Nun ist es an einem Animationsfilm, ein würdigeres Gipfeltreffen der nächtlichen Alpträume auszurichten. Hotel Transsilvanien von Regisseur Genndy Tartakovsky, dem Mann hinter Cartoonserien wie Samurai Jack, Powerpuff Girls und Dexters Labor, gelingt dies zwar nicht auf bravouröse Weise, aber sein Kinoerstling mag im Story Department noch diverse Schwächen aufweisen, watet dafür aber mit vielen Details und Nuancen auf, die ihn durchaus sehenswert machen.
Nun ist es an einem Animationsfilm, ein würdigeres Gipfeltreffen der nächtlichen Alpträume auszurichten. Hotel Transsilvanien von Regisseur Genndy Tartakovsky, dem Mann hinter Cartoonserien wie Samurai Jack, Powerpuff Girls und Dexters Labor, gelingt dies zwar nicht auf bravouröse Weise, aber sein Kinoerstling mag im Story Department noch diverse Schwächen aufweisen, watet dafür aber mit vielen Details und Nuancen auf, die ihn durchaus sehenswert machen.

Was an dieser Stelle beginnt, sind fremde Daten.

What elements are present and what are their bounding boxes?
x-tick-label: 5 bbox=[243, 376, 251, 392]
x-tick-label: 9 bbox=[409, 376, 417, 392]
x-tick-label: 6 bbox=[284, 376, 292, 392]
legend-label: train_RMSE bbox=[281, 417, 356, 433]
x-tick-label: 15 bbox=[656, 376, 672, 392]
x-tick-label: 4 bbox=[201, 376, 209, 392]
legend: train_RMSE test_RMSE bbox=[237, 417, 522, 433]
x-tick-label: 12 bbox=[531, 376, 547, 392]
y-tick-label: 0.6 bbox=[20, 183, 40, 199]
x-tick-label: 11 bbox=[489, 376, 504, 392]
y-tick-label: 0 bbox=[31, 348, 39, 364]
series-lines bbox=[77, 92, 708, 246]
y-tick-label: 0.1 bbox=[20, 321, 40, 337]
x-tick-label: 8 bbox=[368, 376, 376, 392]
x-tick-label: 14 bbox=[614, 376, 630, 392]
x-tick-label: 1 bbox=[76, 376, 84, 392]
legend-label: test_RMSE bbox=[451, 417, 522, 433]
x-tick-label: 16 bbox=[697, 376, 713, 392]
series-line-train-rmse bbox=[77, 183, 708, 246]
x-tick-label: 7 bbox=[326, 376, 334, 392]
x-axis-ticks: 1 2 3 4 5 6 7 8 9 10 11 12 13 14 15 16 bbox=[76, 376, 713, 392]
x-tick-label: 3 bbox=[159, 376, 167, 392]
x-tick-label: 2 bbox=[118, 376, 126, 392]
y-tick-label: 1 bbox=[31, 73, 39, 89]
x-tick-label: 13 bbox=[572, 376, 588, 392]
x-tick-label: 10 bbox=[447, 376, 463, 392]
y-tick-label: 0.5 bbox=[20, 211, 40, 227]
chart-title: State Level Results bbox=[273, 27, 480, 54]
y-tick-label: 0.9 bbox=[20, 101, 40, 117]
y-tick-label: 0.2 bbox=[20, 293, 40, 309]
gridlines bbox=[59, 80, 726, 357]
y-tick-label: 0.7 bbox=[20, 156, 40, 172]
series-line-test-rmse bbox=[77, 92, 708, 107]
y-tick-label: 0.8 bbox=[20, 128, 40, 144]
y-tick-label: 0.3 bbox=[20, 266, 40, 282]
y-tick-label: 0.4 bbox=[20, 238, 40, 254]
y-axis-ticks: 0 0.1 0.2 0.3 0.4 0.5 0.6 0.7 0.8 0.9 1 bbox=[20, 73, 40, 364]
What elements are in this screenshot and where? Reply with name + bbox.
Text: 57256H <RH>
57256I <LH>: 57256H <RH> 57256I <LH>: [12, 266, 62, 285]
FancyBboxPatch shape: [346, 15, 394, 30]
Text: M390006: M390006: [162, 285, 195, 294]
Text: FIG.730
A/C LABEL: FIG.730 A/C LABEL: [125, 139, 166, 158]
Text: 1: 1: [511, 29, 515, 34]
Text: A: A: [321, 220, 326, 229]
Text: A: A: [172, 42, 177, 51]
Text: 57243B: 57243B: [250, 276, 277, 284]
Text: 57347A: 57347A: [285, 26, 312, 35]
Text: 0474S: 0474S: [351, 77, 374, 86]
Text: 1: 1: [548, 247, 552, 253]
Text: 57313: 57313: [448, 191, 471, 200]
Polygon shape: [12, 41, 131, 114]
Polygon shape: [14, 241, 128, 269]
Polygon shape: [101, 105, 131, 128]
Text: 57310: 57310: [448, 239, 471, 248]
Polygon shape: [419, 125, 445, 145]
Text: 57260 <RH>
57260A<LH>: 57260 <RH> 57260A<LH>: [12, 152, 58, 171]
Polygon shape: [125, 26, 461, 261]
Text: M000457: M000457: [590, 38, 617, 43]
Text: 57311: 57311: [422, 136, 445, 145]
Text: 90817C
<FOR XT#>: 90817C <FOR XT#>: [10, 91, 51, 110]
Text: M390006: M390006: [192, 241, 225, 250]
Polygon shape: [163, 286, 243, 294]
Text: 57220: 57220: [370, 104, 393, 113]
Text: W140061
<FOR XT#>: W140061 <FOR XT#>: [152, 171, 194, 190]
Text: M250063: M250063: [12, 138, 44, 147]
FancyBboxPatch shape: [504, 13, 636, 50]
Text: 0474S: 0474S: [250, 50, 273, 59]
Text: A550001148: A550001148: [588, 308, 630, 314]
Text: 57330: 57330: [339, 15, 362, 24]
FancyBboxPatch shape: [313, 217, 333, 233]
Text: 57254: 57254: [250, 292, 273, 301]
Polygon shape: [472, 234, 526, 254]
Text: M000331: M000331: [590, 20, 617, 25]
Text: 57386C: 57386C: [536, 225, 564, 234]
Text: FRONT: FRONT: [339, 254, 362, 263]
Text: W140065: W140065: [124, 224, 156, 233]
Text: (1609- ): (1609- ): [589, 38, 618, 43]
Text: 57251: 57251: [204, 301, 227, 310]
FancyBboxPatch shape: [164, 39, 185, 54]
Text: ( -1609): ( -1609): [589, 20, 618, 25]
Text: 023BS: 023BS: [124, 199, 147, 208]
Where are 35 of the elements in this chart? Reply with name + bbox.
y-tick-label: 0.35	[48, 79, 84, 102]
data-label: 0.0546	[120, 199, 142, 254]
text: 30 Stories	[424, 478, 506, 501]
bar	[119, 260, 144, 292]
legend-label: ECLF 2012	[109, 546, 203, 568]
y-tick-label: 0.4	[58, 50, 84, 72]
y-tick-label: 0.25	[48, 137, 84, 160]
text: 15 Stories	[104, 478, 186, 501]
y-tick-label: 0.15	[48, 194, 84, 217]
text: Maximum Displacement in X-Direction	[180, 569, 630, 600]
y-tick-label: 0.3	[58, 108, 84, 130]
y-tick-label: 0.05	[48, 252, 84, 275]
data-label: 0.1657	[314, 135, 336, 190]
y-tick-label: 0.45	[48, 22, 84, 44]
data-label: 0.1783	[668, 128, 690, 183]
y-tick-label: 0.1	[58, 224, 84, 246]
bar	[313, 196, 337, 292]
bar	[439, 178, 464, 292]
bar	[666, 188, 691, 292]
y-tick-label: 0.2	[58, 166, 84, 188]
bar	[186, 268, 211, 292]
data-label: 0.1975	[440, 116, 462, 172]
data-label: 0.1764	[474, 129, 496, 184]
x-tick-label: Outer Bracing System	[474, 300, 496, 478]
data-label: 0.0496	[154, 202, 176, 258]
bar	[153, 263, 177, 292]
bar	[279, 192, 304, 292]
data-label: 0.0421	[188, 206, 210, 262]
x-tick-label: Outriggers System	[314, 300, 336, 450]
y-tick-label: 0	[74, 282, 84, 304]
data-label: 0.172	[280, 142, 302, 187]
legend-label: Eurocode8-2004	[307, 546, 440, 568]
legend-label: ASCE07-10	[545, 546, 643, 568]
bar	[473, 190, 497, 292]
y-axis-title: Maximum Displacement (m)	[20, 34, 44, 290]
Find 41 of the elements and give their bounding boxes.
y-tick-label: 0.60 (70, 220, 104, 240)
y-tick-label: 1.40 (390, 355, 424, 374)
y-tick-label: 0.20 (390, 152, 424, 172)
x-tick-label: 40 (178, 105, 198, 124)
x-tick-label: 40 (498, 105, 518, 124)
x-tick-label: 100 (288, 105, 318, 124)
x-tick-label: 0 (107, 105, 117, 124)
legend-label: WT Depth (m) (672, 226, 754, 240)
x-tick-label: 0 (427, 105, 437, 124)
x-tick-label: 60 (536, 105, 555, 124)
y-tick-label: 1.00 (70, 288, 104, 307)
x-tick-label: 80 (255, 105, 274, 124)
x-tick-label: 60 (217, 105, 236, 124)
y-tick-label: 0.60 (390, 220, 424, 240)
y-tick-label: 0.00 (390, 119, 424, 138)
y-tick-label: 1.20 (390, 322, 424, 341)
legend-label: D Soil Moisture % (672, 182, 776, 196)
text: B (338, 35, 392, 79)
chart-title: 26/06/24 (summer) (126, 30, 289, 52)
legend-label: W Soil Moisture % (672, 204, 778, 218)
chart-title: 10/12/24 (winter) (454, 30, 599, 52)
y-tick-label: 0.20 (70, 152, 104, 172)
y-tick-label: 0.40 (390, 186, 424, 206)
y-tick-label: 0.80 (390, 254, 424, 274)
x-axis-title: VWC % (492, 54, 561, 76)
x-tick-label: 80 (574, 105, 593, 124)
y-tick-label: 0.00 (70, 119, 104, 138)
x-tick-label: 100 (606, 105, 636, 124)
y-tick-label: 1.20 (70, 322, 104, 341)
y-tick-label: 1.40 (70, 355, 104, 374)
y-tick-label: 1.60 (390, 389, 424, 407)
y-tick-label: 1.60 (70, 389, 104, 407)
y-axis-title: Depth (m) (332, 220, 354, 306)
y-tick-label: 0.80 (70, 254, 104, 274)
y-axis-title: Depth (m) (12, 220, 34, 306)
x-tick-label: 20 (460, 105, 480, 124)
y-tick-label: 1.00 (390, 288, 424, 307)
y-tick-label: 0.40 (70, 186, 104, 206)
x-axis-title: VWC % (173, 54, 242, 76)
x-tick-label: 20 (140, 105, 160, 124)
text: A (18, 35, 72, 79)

Um seine Tochter Mavis vor den gefährlichsten Monstern der
Welt, den Menschen, zu beschützen, ließ Graf Dracula einst eine riesige Burg,
umgeben von einem unheimlichen Wald, errichten. 118 Jahre später steht nicht
nur das alljährliche Treffen der Ungeheuer dieser Welt in diesem Hotel Transsilvanien an, sondern auch Mavis‘ Geburtstag, mit dem sie die Vampir-Volljährigkeit
erreicht. Sie will die Welt entdecken, etwas, dass ihrem übervorsichtigem Vater
überhaupt nicht behagt. Als sich dann auch noch der Slacker Jonathan als erster
Mensch ins Hotel verirrt und es zwischen ihm und Mavis funkt, stehen dem Grafen
turbulente Zeiten ins Haus…
Die Geschichte von Hotel Transsilvanien ist mehr oder minder
aus dem Bausatz. Wir haben den besorgten Vater, die freiheitsliebende Tochter,
den romantischen Eindringling und alle Probleme und Konflikte, die sich daraus
ergeben. So weit nicht viel Neues, allerdings entschädigt Draculas
Hintergrundgeschichte etwas dafür. Mavis wird von ihm nicht aus einem diffusen
Bedrohungsgefühl heraus beschützt, sondern weil Menschen seine Frau, Mavis‘
Mutter, töteten, obwohl die Vampirfamilie versuchte, normal unter Menschen zu
leben (Blut trinken diese Vampire schon lange nicht mehr, sondern begnügen sich
mit Ersatzstoffen wie Bionade-Blut). Dieser emotionale Ankerpunkt wird in der
stärksten Sequenz des Films durch Dracula via Rückblenden erzählt und stellt
einen interessanten Kontrast zum manchmal etwas überdrehten Rest des Films da.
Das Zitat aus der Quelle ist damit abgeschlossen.